What happened here, the Court’s opinion obscures, was no momentary oversight, no single incident of a lone officer’s misconduct. Instead, the evidence demonstrated that misperception and disregard of Brady’s disclosure requirements were pervasive in Orleans Parish.


Update: More on the Thompson ruling from Slate's Dahlia Lithwick

In the 10 years preceding Thompson's trial, Thomas acknowledges, "Louisiana courts had overturned four convictions because of Brady violations by prosecutors in Connick's office." Yet somehow this doesn't add up to a pattern of Brady violations in the office, because the evidence in those other cases wasn't blood or crime lab evidence. Huh? He then inexplicably asserts that young prosecutors needn't be trained on Brady violations because they learned everything in law school.

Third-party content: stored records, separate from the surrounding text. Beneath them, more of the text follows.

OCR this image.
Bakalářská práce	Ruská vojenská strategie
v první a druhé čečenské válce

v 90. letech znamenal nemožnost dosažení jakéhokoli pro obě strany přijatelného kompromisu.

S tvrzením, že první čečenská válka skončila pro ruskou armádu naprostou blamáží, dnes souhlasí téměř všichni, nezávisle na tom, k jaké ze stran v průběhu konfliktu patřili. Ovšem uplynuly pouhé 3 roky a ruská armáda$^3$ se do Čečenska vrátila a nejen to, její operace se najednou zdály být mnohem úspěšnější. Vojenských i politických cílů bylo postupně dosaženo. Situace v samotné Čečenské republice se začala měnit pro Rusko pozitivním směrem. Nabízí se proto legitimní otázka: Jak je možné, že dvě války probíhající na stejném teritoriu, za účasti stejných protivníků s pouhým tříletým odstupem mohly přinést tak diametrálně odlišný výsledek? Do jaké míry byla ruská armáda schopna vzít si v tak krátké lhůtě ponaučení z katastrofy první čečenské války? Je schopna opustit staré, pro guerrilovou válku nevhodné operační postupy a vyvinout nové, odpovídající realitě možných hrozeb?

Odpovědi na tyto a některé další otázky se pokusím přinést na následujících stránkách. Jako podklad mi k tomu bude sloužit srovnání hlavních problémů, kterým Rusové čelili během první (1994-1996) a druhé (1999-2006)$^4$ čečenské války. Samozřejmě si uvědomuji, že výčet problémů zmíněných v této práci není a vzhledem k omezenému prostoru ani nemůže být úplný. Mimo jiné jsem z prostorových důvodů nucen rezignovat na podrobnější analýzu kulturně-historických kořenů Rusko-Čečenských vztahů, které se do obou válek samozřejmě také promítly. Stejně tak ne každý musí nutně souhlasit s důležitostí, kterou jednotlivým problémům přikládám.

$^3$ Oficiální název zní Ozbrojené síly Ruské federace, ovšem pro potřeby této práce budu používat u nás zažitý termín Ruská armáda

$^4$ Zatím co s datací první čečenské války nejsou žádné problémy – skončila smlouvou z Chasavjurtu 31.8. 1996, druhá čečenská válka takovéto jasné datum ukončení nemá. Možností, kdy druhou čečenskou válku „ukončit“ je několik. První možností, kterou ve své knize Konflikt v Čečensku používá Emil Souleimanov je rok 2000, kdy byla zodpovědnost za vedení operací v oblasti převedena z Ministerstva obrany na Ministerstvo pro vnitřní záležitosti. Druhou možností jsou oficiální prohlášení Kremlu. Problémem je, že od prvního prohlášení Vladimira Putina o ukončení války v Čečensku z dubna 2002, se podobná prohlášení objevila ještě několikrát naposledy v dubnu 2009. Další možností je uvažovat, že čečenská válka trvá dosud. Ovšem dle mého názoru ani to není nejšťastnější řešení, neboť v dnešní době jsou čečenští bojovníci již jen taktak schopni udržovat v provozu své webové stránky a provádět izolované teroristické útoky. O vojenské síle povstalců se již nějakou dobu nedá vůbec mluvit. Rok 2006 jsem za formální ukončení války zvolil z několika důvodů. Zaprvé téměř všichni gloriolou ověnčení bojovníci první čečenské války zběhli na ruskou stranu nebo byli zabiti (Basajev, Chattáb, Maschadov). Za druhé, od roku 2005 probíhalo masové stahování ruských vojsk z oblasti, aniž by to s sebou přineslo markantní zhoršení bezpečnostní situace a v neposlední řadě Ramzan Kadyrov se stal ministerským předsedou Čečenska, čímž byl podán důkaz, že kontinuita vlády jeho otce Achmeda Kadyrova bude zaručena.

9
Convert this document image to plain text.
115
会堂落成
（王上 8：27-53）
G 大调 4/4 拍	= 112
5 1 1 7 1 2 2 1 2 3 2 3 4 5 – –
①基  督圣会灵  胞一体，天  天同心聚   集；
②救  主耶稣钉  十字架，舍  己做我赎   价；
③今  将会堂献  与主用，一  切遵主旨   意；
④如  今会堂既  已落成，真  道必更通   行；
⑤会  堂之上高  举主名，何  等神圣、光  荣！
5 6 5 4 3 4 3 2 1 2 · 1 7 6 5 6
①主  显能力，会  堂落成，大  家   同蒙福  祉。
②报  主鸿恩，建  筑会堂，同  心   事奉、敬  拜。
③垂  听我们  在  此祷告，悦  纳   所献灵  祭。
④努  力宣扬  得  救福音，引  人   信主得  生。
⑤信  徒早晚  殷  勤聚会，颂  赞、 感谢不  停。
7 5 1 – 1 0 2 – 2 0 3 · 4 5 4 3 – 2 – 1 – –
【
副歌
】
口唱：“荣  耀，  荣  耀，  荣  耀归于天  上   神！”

Scalia and Thomas are at pains to say that Connick was not aware of or responsible for his subordinates' unconstitutional conduct, except—as Ginsburg points out—that Connick acknowledged that he misunderstood Brady, acknowledged that his prosecutors "were coming fresh out of law school," acknowledged he didn't know whether they had Brady training, and acknowledged that he himself had 'stopped reading law books … and looking at opinions' when he was first elected District Attorney in 1974." And Connick also conceded that holding his underlings to the highest Brady standards would "make [his] job more difficult." As Bennett Gershman and Joel Cohen point out, the jury had "considerable evidence that both Connick and prosecutors in his office were ignorant of the constitutional rules regarding disclosure of exculpatory evidence; they were ignorant of the rules regarding disclosure of scientific evidence; there was no training, or continuing education, and no procedures to monitor compliance with evidentiary requirements; prosecutors did not review police files; and shockingly, Connick himself had been indicted by federal prosecutors for suppressing a lab report of the kind hidden from Thompson."

Meanwhile, why does Ed Murray want to allow HANO (one of the city's most notoriously dysfunctional entities) to create its own armed police force?